For one of the world’s best apres ski scenes, according to Travel + Leisure magazine, head over to The Bavarian Restaurant. You’ll feel like you’ve been transported to Germany complete with the dirndl- and lederhosen-clad servers, beer steins, oompah bands, and plenty of Wiener schnitzel.
Town of Taos – Established Art Colony
Come for the skiing/ riding, but be sure to check out the town of Taos as well. Taos is a thriving artist’s colony, hosting a large number of art galleries and free museums. As far back as 1915, when six artists formed the Taos Society for Artists, this city has been a mecca for those seeking the cultural art scene. This unique culture will make your ski vacation unlike any other you could possibly experience.
“The history of Taos is a story of change, adaptation, and the integration of three cultures that simultaneously complicates and enriches the reality in which Taoseños live today.”

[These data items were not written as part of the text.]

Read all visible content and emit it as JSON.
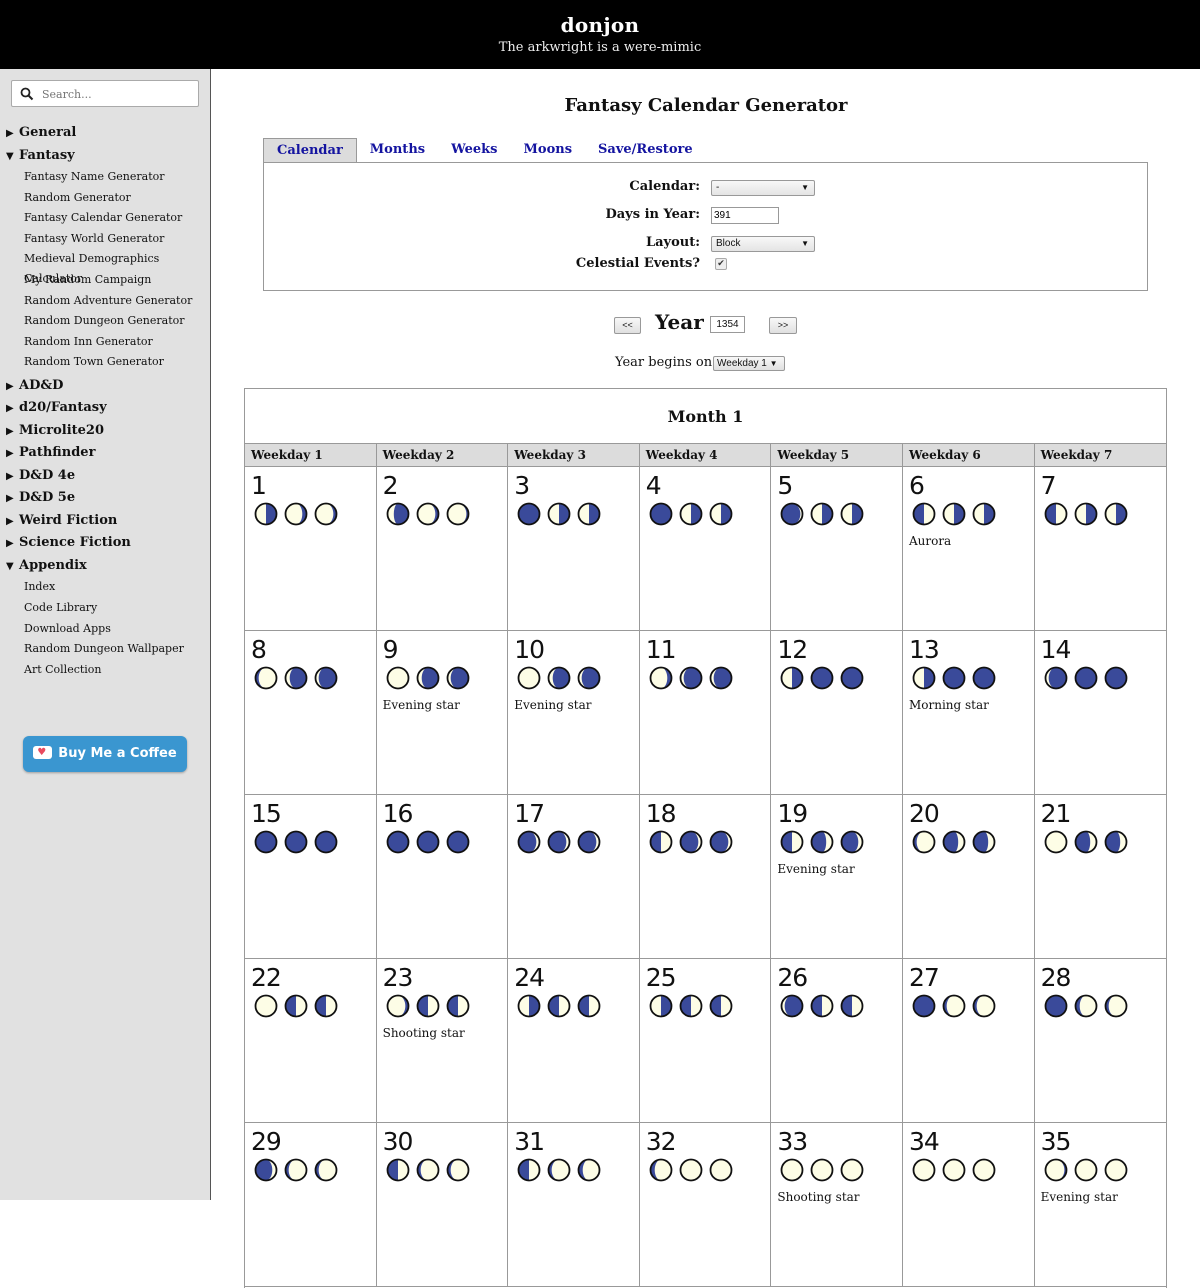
{
  "header": {
    "site_title": "donjon",
    "tagline": "The arkwright is a were-mimic"
  },
  "sidebar": {
    "search_placeholder": "Search...",
    "categories": [
      {
        "label": "General",
        "expanded": false,
        "items": []
      },
      {
        "label": "Fantasy",
        "expanded": true,
        "items": [
          "Fantasy Name Generator",
          "Random Generator",
          "Fantasy Calendar Generator",
          "Fantasy World Generator",
          "Medieval Demographics Calculator",
          "My Random Campaign",
          "Random Adventure Generator",
          "Random Dungeon Generator",
          "Random Inn Generator",
          "Random Town Generator"
        ]
      },
      {
        "label": "AD&D",
        "expanded": false,
        "items": []
      },
      {
        "label": "d20/Fantasy",
        "expanded": false,
        "items": []
      },
      {
        "label": "Microlite20",
        "expanded": false,
        "items": []
      },
      {
        "label": "Pathfinder",
        "expanded": false,
        "items": []
      },
      {
        "label": "D&D 4e",
        "expanded": false,
        "items": []
      },
      {
        "label": "D&D 5e",
        "expanded": false,
        "items": []
      },
      {
        "label": "Weird Fiction",
        "expanded": false,
        "items": []
      },
      {
        "label": "Science Fiction",
        "expanded": false,
        "items": []
      },
      {
        "label": "Appendix",
        "expanded": true,
        "items": [
          "Index",
          "Code Library",
          "Download Apps",
          "Random Dungeon Wallpaper",
          "Art Collection"
        ]
      }
    ],
    "coffee_label": "Buy Me a Coffee"
  },
  "main": {
    "title": "Fantasy Calendar Generator",
    "tabs": [
      {
        "label": "Calendar",
        "active": true
      },
      {
        "label": "Months",
        "active": false
      },
      {
        "label": "Weeks",
        "active": false
      },
      {
        "label": "Moons",
        "active": false
      },
      {
        "label": "Save/Restore",
        "active": false
      }
    ],
    "form": {
      "calendar_label": "Calendar:",
      "calendar_value": "-",
      "days_label": "Days in Year:",
      "days_value": "391",
      "layout_label": "Layout:",
      "layout_value": "Block",
      "celestial_label": "Celestial Events?",
      "celestial_checked": true
    },
    "year": {
      "prev_label": "<<",
      "label": "Year",
      "value": "1354",
      "next_label": ">>"
    },
    "begins": {
      "label": "Year begins on",
      "value": "Weekday 1"
    },
    "month": {
      "title": "Month 1",
      "weekdays": [
        "Weekday 1",
        "Weekday 2",
        "Weekday 3",
        "Weekday 4",
        "Weekday 5",
        "Weekday 6",
        "Weekday 7"
      ],
      "days": [
        {
          "n": "1",
          "moons": [
            [
              0.5,
              "L"
            ],
            [
              0.8,
              "L"
            ],
            [
              0.85,
              "L"
            ]
          ],
          "event": ""
        },
        {
          "n": "2",
          "moons": [
            [
              0.3,
              "L"
            ],
            [
              0.85,
              "L"
            ],
            [
              0.9,
              "L"
            ]
          ],
          "event": ""
        },
        {
          "n": "3",
          "moons": [
            [
              0,
              "L"
            ],
            [
              0.5,
              "L"
            ],
            [
              0.5,
              "L"
            ]
          ],
          "event": ""
        },
        {
          "n": "4",
          "moons": [
            [
              0,
              "L"
            ],
            [
              0.5,
              "L"
            ],
            [
              0.5,
              "L"
            ]
          ],
          "event": ""
        },
        {
          "n": "5",
          "moons": [
            [
              0.1,
              "R"
            ],
            [
              0.5,
              "L"
            ],
            [
              0.5,
              "L"
            ]
          ],
          "event": ""
        },
        {
          "n": "6",
          "moons": [
            [
              0.5,
              "R"
            ],
            [
              0.5,
              "L"
            ],
            [
              0.5,
              "L"
            ]
          ],
          "event": "Aurora"
        },
        {
          "n": "7",
          "moons": [
            [
              0.5,
              "R"
            ],
            [
              0.5,
              "L"
            ],
            [
              0.5,
              "L"
            ]
          ],
          "event": ""
        },
        {
          "n": "8",
          "moons": [
            [
              0.85,
              "R"
            ],
            [
              0.2,
              "L"
            ],
            [
              0.15,
              "L"
            ]
          ],
          "event": ""
        },
        {
          "n": "9",
          "moons": [
            [
              1,
              "R"
            ],
            [
              0.2,
              "L"
            ],
            [
              0.15,
              "L"
            ]
          ],
          "event": "Evening star"
        },
        {
          "n": "10",
          "moons": [
            [
              1,
              "R"
            ],
            [
              0.2,
              "L"
            ],
            [
              0.15,
              "L"
            ]
          ],
          "event": "Evening star"
        },
        {
          "n": "11",
          "moons": [
            [
              0.8,
              "L"
            ],
            [
              0.15,
              "L"
            ],
            [
              0.15,
              "L"
            ]
          ],
          "event": ""
        },
        {
          "n": "12",
          "moons": [
            [
              0.5,
              "L"
            ],
            [
              0,
              "L"
            ],
            [
              0,
              "L"
            ]
          ],
          "event": ""
        },
        {
          "n": "13",
          "moons": [
            [
              0.5,
              "L"
            ],
            [
              0,
              "L"
            ],
            [
              0,
              "L"
            ]
          ],
          "event": "Morning star"
        },
        {
          "n": "14",
          "moons": [
            [
              0.15,
              "L"
            ],
            [
              0,
              "L"
            ],
            [
              0,
              "L"
            ]
          ],
          "event": ""
        },
        {
          "n": "15",
          "moons": [
            [
              0,
              "L"
            ],
            [
              0,
              "L"
            ],
            [
              0,
              "L"
            ]
          ],
          "event": ""
        },
        {
          "n": "16",
          "moons": [
            [
              0,
              "L"
            ],
            [
              0,
              "L"
            ],
            [
              0,
              "L"
            ]
          ],
          "event": ""
        },
        {
          "n": "17",
          "moons": [
            [
              0.15,
              "R"
            ],
            [
              0.15,
              "R"
            ],
            [
              0.15,
              "R"
            ]
          ],
          "event": ""
        },
        {
          "n": "18",
          "moons": [
            [
              0.5,
              "R"
            ],
            [
              0.15,
              "R"
            ],
            [
              0.15,
              "R"
            ]
          ],
          "event": ""
        },
        {
          "n": "19",
          "moons": [
            [
              0.5,
              "R"
            ],
            [
              0.3,
              "R"
            ],
            [
              0.2,
              "R"
            ]
          ],
          "event": "Evening star"
        },
        {
          "n": "20",
          "moons": [
            [
              0.85,
              "R"
            ],
            [
              0.3,
              "R"
            ],
            [
              0.3,
              "R"
            ]
          ],
          "event": ""
        },
        {
          "n": "21",
          "moons": [
            [
              1,
              "R"
            ],
            [
              0.3,
              "R"
            ],
            [
              0.3,
              "R"
            ]
          ],
          "event": ""
        },
        {
          "n": "22",
          "moons": [
            [
              1,
              "R"
            ],
            [
              0.5,
              "R"
            ],
            [
              0.5,
              "R"
            ]
          ],
          "event": ""
        },
        {
          "n": "23",
          "moons": [
            [
              0.85,
              "L"
            ],
            [
              0.5,
              "R"
            ],
            [
              0.5,
              "R"
            ]
          ],
          "event": "Shooting star"
        },
        {
          "n": "24",
          "moons": [
            [
              0.5,
              "L"
            ],
            [
              0.5,
              "R"
            ],
            [
              0.5,
              "R"
            ]
          ],
          "event": ""
        },
        {
          "n": "25",
          "moons": [
            [
              0.5,
              "L"
            ],
            [
              0.5,
              "R"
            ],
            [
              0.5,
              "R"
            ]
          ],
          "event": ""
        },
        {
          "n": "26",
          "moons": [
            [
              0.15,
              "L"
            ],
            [
              0.5,
              "R"
            ],
            [
              0.5,
              "R"
            ]
          ],
          "event": ""
        },
        {
          "n": "27",
          "moons": [
            [
              0,
              "L"
            ],
            [
              0.85,
              "R"
            ],
            [
              0.85,
              "R"
            ]
          ],
          "event": ""
        },
        {
          "n": "28",
          "moons": [
            [
              0,
              "L"
            ],
            [
              0.8,
              "R"
            ],
            [
              0.85,
              "R"
            ]
          ],
          "event": ""
        },
        {
          "n": "29",
          "moons": [
            [
              0.2,
              "R"
            ],
            [
              0.85,
              "R"
            ],
            [
              0.85,
              "R"
            ]
          ],
          "event": ""
        },
        {
          "n": "30",
          "moons": [
            [
              0.5,
              "R"
            ],
            [
              0.85,
              "R"
            ],
            [
              0.85,
              "R"
            ]
          ],
          "event": ""
        },
        {
          "n": "31",
          "moons": [
            [
              0.5,
              "R"
            ],
            [
              0.85,
              "R"
            ],
            [
              0.8,
              "R"
            ]
          ],
          "event": ""
        },
        {
          "n": "32",
          "moons": [
            [
              0.8,
              "R"
            ],
            [
              1,
              "R"
            ],
            [
              1,
              "R"
            ]
          ],
          "event": ""
        },
        {
          "n": "33",
          "moons": [
            [
              1,
              "R"
            ],
            [
              1,
              "R"
            ],
            [
              1,
              "R"
            ]
          ],
          "event": "Shooting star"
        },
        {
          "n": "34",
          "moons": [
            [
              1,
              "R"
            ],
            [
              1,
              "R"
            ],
            [
              1,
              "R"
            ]
          ],
          "event": ""
        },
        {
          "n": "35",
          "moons": [
            [
              0.9,
              "L"
            ],
            [
              1,
              "R"
            ],
            [
              1,
              "R"
            ]
          ],
          "event": "Evening star"
        }
      ]
    }
  },
  "colors": {
    "moon_dark": "#3a4a9a",
    "moon_light": "#fdfde6",
    "link": "#1414a0",
    "header_bg": "#000000",
    "sidebar_bg": "#e1e1e1"
  }
}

Revitalization: Ski the Change
New ownership in 2014 has lead to a revitalization of the resort, infusing it with new energy and capital investments. But the future of Taos Ski Valley will remain rooted in the vision the Blake Family aspired to. The first season in 1956 had just one run down the mountain, Snakedance. Today Taos has 110 runs, 14 total lifts, and some of the most challenging and diverse terrain anywhere.
“One thing we can all agree on: the mountain always comes first.”